Myo Yan Naung Thein, a member of the National League for Democracy (NLD) party in Myanmar, was arrested on November 3 over Facebook posts deemed to be offensive towards the military’s Commander-in-Chief, Senior General Min Aung Hlaing. The activist was charged under Section 66(D) of the Myanmar’s Telecommunications Law. Myo Yan Naung Thein is expected to appear before court again on November 17; if convicted, the activist is facing up to 3 year in prison.
The complaint was filed by military’s Yangon Division Command, following Facebook posts from October calling for the Commander-in-Chief to resign. Myo Yan Naung Thein criticised General Min Aung Hlaing for being negligent over handling recent attacks on police stations in Rakhine State.
Myo Yan Naung Thein made the following statement to journalists while appearing at court on November 4:
“Such a law should be revoked if it goes against the country’s Constitution, which should protect the fundamental rights of its citizens. Threatening a citizen’s [freedom of] expression is not in line with democratic standards. Such an action is questionable, especially when the country is moving forward on a democratic path. The law is being used to suppress people’s opinions now”
Myo Yan Naung Thein is the Deputy Leader of NLD’s Central Research Committee and BAYDA Institute‘s Founder and Executive Director. The BAYDA Institute “aims to educate and empower future public leaders of a democratic Burma”. The Institute acts as the academic wing of the National League for Democracy party.
Myo Htike Tan Thein, Programs Director at BAYDA Institute, responded to the arrest:
“When we touch the issue of freedom of expression and information, it is not necessarily opposing or defaming the military… Criminal defamation laws that silence free speech online are also incompatible with the right to freedom of opinion and expression and non-compliant with international laws and standards”

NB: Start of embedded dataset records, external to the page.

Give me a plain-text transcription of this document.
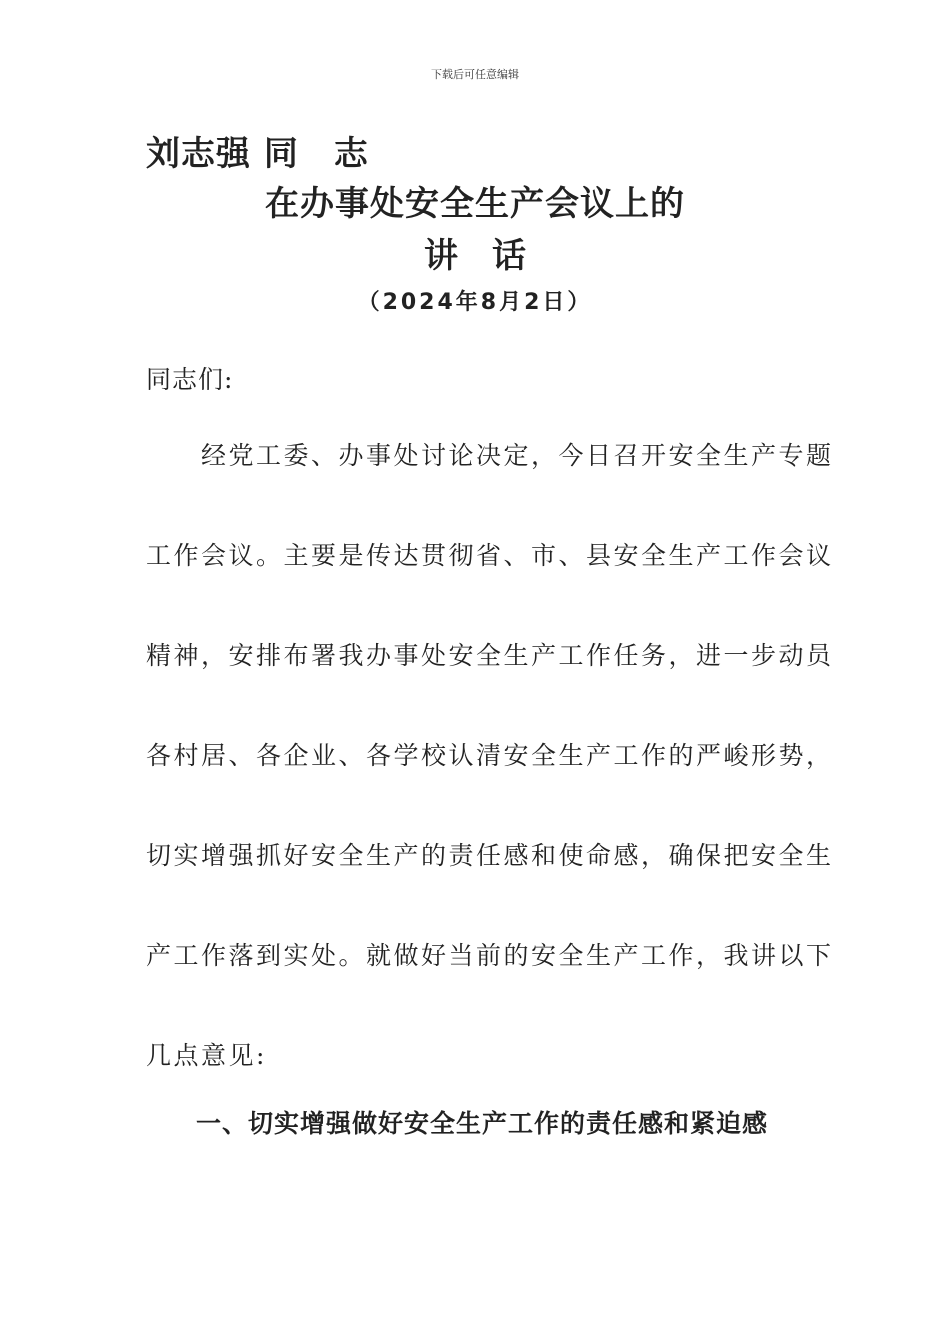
下载后可任意编辑
刘志强 同　志
在办事处安全生产会议上的
讲　话
（2024年8月2日）
同志们:
　　经党工委、办事处讨论决定，今日召开安全生产专题
工作会议。主要是传达贯彻省、市、县安全生产工作会议
精神，安排布署我办事处安全生产工作任务，进一步动员
各村居、各企业、各学校认清安全生产工作的严峻形势，
切实增强抓好安全生产的责任感和使命感，确保把安全生
产工作落到实处。就做好当前的安全生产工作，我讲以下
几点意见:
一、切实增强做好安全生产工作的责任感和紧迫感
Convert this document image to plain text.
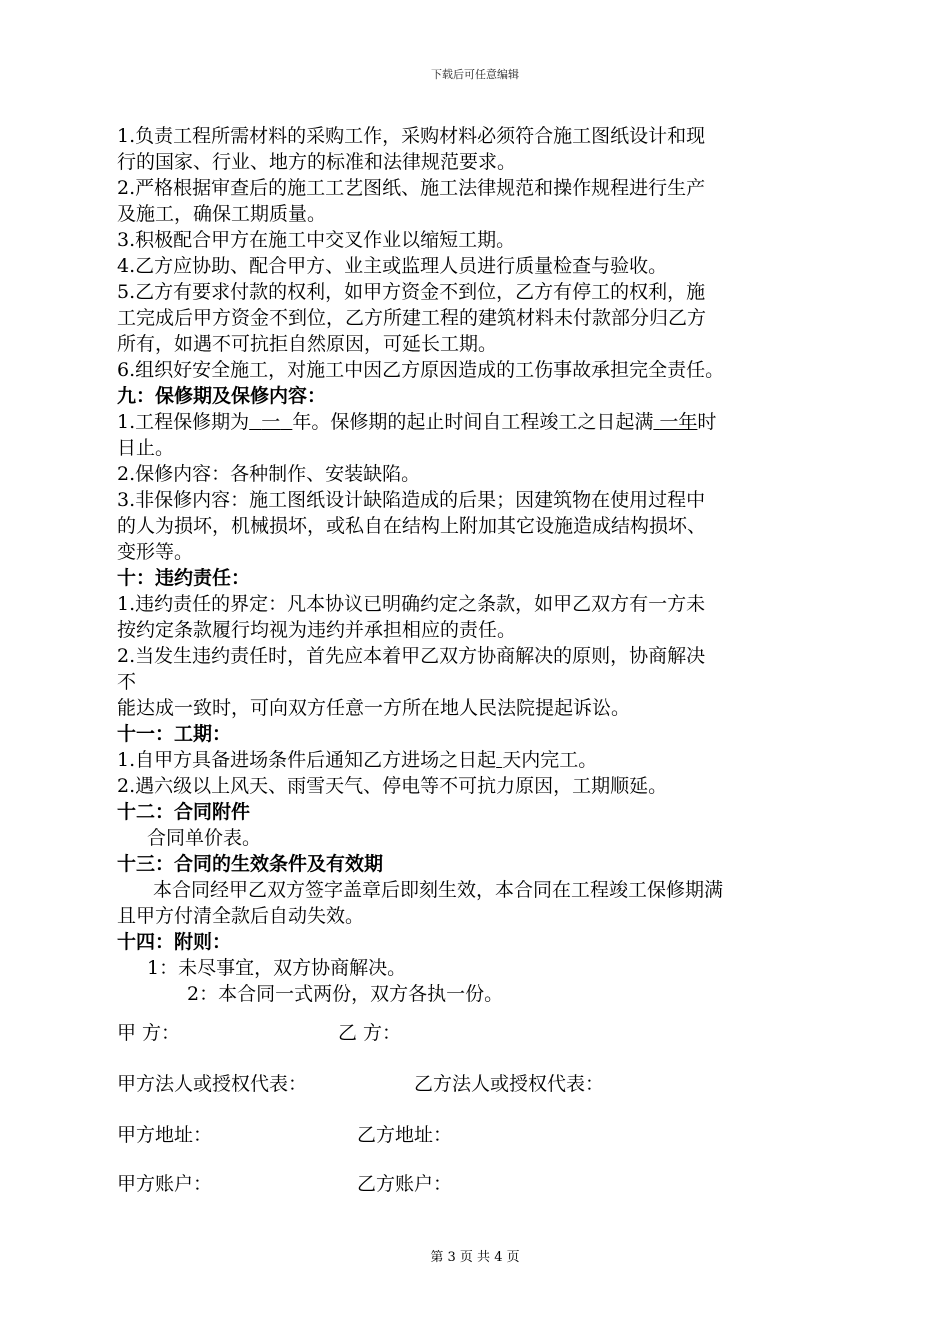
下载后可任意编辑
1.负责工程所需材料的采购工作，采购材料必须符合施工图纸设计和现
行的国家、行业、地方的标准和法律规范要求。
2.严格根据审查后的施工工艺图纸、施工法律规范和操作规程进行生产
及施工，确保工期质量。
3.积极配合甲方在施工中交叉作业以缩短工期。
4.乙方应协助、配合甲方、业主或监理人员进行质量检查与验收。
5.乙方有要求付款的权利，如甲方资金不到位，乙方有停工的权利，施
工完成后甲方资金不到位，乙方所建工程的建筑材料未付款部分归乙方
所有，如遇不可抗拒自然原因，可延长工期。
6.组织好安全施工，对施工中因乙方原因造成的工伤事故承担完全责任。
九：保修期及保修内容：
1.工程保修期为 一 年。保修期的起止时间自工程竣工之日起满 一年时
日止。
2.保修内容：各种制作、安装缺陷。
3.非保修内容：施工图纸设计缺陷造成的后果；因建筑物在使用过程中
的人为损坏，机械损坏，或私自在结构上附加其它设施造成结构损坏、
变形等。
十：违约责任：
1.违约责任的界定：凡本协议已明确约定之条款，如甲乙双方有一方未
按约定条款履行均视为违约并承担相应的责任。
2.当发生违约责任时，首先应本着甲乙双方协商解决的原则，协商解决
不
能达成一致时，可向双方任意一方所在地人民法院提起诉讼。
十一：工期：
1.自甲方具备进场条件后通知乙方进场之日起 天内完工。
2.遇六级以上风天、雨雪天气、停电等不可抗力原因，工期顺延。
十二：合同附件
合同单价表。
十三：合同的生效条件及有效期
本合同经甲乙双方签字盖章后即刻生效，本合同在工程竣工保修期满
且甲方付清全款后自动失效。
十四：附则：
1：未尽事宜，双方协商解决。
2：本合同一式两份，双方各执一份。
甲 方：	乙 方：
甲方法人或授权代表：	乙方法人或授权代表：
甲方地址：	乙方地址：
甲方账户：	乙方账户：
第 3 页 共 4 页
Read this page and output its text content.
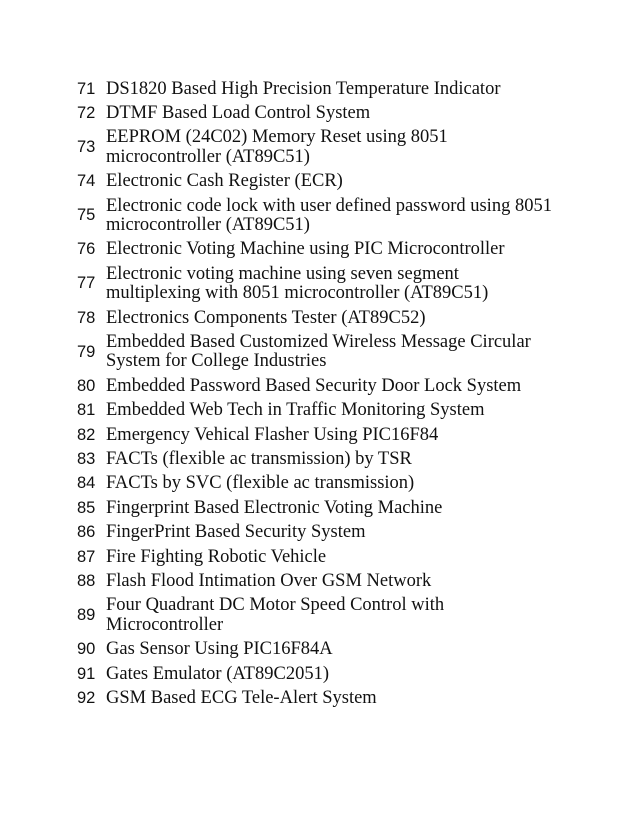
71 DS1820 Based High Precision Temperature Indicator
72 DTMF Based Load Control System
73 EEPROM (24C02) Memory Reset using 8051
microcontroller (AT89C51)
74 Electronic Cash Register (ECR)
75 Electronic code lock with user defined password using 8051
microcontroller (AT89C51)
76 Electronic Voting Machine using PIC Microcontroller
77 Electronic voting machine using seven segment
multiplexing with 8051 microcontroller (AT89C51)
78 Electronics Components Tester (AT89C52)
79 Embedded Based Customized Wireless Message Circular
System for College Industries
80 Embedded Password Based Security Door Lock System
81 Embedded Web Tech in Traffic Monitoring System
82 Emergency Vehical Flasher Using PIC16F84
83 FACTs (flexible ac transmission) by TSR
84 FACTs by SVC (flexible ac transmission)
85 Fingerprint Based Electronic Voting Machine
86 FingerPrint Based Security System
87 Fire Fighting Robotic Vehicle
88 Flash Flood Intimation Over GSM Network
89 Four Quadrant DC Motor Speed Control with
Microcontroller
90 Gas Sensor Using PIC16F84A
91 Gates Emulator (AT89C2051)
92 GSM Based ECG Tele-Alert System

According to Freedom House’s Freedom of the Net report for the year 2016, Myanmar is marked as “Not Free”. The press freedom is also marked as not free. Five bloggers were reported to be arrested for at least 6 months each, over online speech criticising military or government officials. They were all detained under the broad 2013 Telecommunications Law, which prohibits the use of the telecoms network to ‘extort, threaten, obstruct, defame, disturb, inappropriately influence or intimidate any person by using any telecommunications network’.